BARKHANE - Portraits croisés de deux fusiliers marins de la Task force TAKUBA

Publié le 15 Septembre 2021 à 16:36

© EMA

Le quartier général de la Task force (TF) TAKUBA est positionné sur la Base opérationnelle avancée (BOA) de Ménaka. Située dans le Liptako malien, la BOA et ses abords sont protégés par un détachement de fusiliers marins, intégré à un sous-groupement tactique désert (SGTD) de l'armée de terre. Rencontre avec le second maître Brice et le matelot Raphaël, tous deux fusiliers marins.

Quelle est votre expérience opérationnelle ?

Second maître (SM) Brice : j’ai onze ans de service. J’ai été déployé, entre autres, à Djibouti, à Nouméa, sur la frégate de type La Fayette (FLF) Courbet dans le détroit d’Ormuz ou encore sur le Remorqueur de haute mer (RHM) Malabar pour des opérations de Police des pêches (POLPECHE).
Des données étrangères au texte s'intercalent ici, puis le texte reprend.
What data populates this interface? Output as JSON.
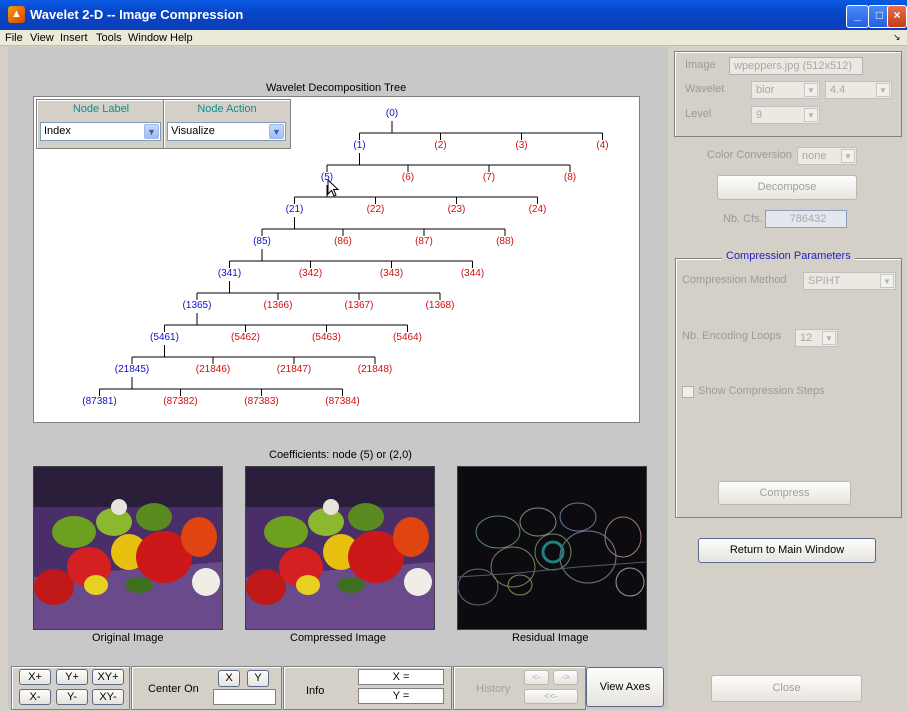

Matelot (MOT) Raphaël : je me suis engagé il y a un an et demi et il s’agit de ma première expérience en Opération extérieure (OPEX).

Comment avez-vous été préparés à cette mission ?
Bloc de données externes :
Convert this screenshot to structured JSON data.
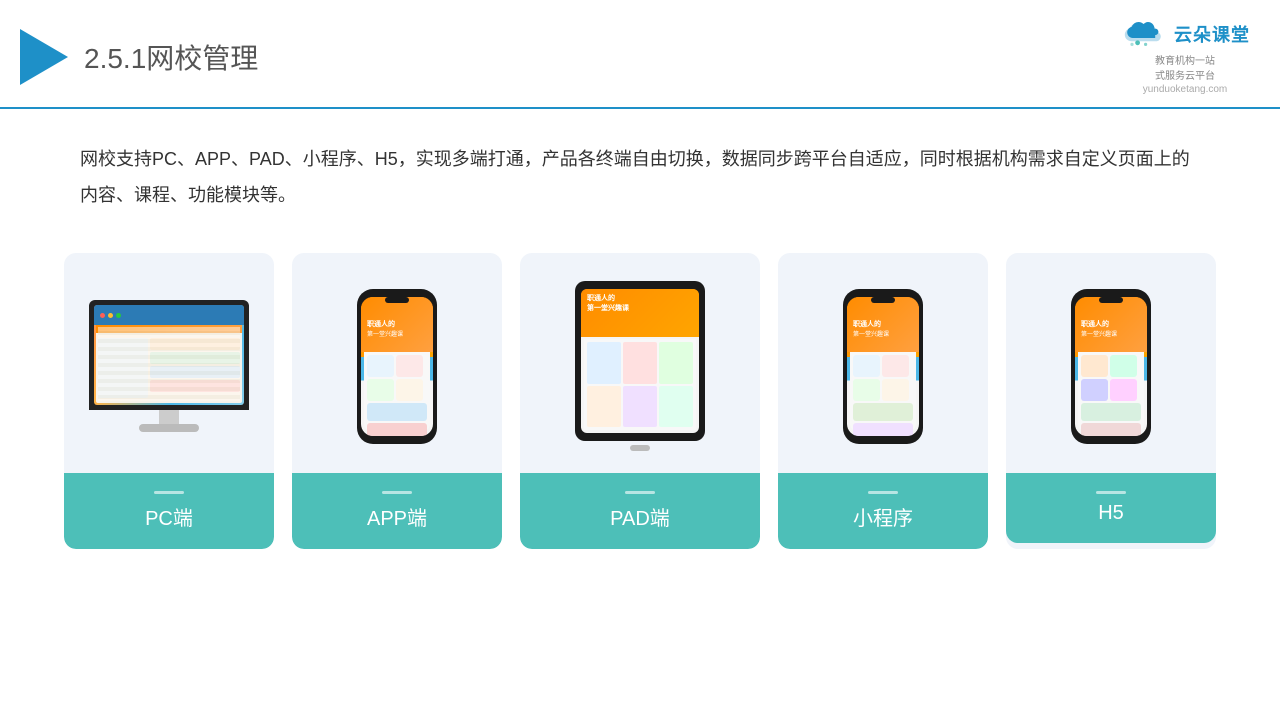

SM Brice : nous avons connu un entraînement progressif pendant quasiment un an. Nous sommes spécifiquement entraînés au combat en milieu clos, il a donc fallu axer le travail sur le combat en milieu ouvert, comme les patrouilles ou la tactique propre à la mission. Nous avons effectué un gros travail pour maitriser les armes collectives et individuelles, le matériel optronique et les moyens de transmission.

MOT Raphaël : les cinq derniers mois d’entraînement étaient principalement orientés vers la préparation de cette mission : maniement des armes et utilisation du matériel. Nous avons également bénéficié de formations spécifiques sur cette zone, son environnement et sur la situation sécuritaire. Les cours d’anglais ont également été réguliers pour travailler sereinement en milieu interallié européen puisque nous sommes engagés ici avec des militaires d'autres pays européens.

En quoi cette expérience vous a-t-elle enrichis ?

SM Brice : nous pouvons conduire des patrouilles à l’extérieur de la BOA au sein du SGTD, cela nous permet de mettre en avant nos capacités de combattant terrestre. Pour la défense de l’emprise, sur des postes d’observation et de combat, nous devons être capables de renseigner et d’agir si besoin. Cela exige d’avoir la bonne analyse et la bonne réaction au bon moment.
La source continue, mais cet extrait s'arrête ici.